After the short story “Flowers for Algernon” received a Hugo Award in 1960, the tale of Charlie Gordon was embraced by a wide mainstream audience. In the early 1960’s, a television adaptation titled “The Two Worlds of Charlie Gordon” appeared on The U.S. Steel Hour, with Cliff Robertson playing Charlie. After the Nebula Award-winning novel appeared in 1966, a feature film adaptation, Charly (1968), also starred Robertson, who received an Academy Award for his portrayal. Widely anthologized and taught in schools throughout the United States, the story also was the basis for a 1980 Broadway musical.
At the heart of its appeal is its unsensational use of a speculative premise, that surgery can radically boost intelligence, as the basis of a moving allegory.

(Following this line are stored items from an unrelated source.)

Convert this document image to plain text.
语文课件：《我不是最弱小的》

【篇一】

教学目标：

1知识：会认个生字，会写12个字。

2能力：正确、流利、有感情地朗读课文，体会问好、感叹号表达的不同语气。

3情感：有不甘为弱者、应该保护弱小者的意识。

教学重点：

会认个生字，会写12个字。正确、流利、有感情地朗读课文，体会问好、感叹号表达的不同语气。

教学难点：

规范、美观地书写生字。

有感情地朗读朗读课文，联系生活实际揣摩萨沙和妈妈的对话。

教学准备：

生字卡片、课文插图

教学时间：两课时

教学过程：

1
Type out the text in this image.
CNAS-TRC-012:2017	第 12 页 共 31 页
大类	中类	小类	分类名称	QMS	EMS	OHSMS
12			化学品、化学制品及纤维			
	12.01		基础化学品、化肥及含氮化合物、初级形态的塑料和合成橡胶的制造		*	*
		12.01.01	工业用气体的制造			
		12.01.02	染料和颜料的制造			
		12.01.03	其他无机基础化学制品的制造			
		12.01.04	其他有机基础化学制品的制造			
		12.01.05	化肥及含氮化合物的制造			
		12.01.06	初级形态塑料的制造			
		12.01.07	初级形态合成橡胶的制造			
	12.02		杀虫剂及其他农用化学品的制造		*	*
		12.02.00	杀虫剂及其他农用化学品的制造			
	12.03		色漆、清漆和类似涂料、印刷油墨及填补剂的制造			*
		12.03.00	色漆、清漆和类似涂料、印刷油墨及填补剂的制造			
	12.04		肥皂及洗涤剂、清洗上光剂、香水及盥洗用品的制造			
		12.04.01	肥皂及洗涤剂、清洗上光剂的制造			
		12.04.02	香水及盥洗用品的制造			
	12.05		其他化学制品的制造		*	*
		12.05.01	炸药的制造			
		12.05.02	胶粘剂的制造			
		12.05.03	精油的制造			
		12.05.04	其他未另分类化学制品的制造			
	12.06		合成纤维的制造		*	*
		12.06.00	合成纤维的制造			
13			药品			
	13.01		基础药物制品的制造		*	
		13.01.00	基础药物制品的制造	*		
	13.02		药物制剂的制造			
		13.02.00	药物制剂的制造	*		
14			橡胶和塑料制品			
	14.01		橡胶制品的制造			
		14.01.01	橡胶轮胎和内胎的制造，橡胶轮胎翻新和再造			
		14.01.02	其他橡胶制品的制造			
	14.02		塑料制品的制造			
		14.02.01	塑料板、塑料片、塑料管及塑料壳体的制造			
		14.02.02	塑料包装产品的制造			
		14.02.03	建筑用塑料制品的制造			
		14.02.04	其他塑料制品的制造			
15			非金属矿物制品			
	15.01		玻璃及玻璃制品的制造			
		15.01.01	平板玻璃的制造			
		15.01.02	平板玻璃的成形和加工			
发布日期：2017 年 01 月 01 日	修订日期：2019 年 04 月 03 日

Charlie is like many people who reach a peak only to foresee and then experience their inevitable decline. Although the novel is considerably longer than the short story (its extended time frame approximates the human gestation period), both use compression to intensify the drama of this experience.
Notwithstanding the fact that the novel has been criticized as inferior to the short story, its extended narrative enabled Daniel Keyes not only to exploit his story’s commercial potential but also to explore a variety of story elements in greater depth. The cultural tendency to look on the retarded Charlie as a nonperson is one such element. Charlie’s psyche also is delineated in greater detail.
Although Flowers for Algernon bears some resemblance to Mary Wollstonecraft Shelley’s Frankenstein (1818) “the animus of Charlie and his doctors softly echoes that of the monster and Victor Frankenstein” significant links also can be made between the novel and other, nonspeculative works, including Anne Frank’s The Diary of a Young Girl (1947; English translation, 1952), the entries of which record key years of growth in the life of a girl doomed by a Nazi culture that deems her subhuman. Charlie’s experience also parallels that of actual human test subjects, such as those in the infamous Tuskegee syphilis study of the 1930’s and the catatonic patients given L-dopa by Dr. Oliver Sacks in 1969. Although the influence of Flowers for Algernon can be seen in science-fiction works, including Thomas M. Disch’s Camp Concentration (1968), its legacy may be most evident in Sacks’s book Awakenings (1973) and its 1990 screen adaptation. Keyes himself continued to delve into unusual psychological states in science fiction and nonfiction genres.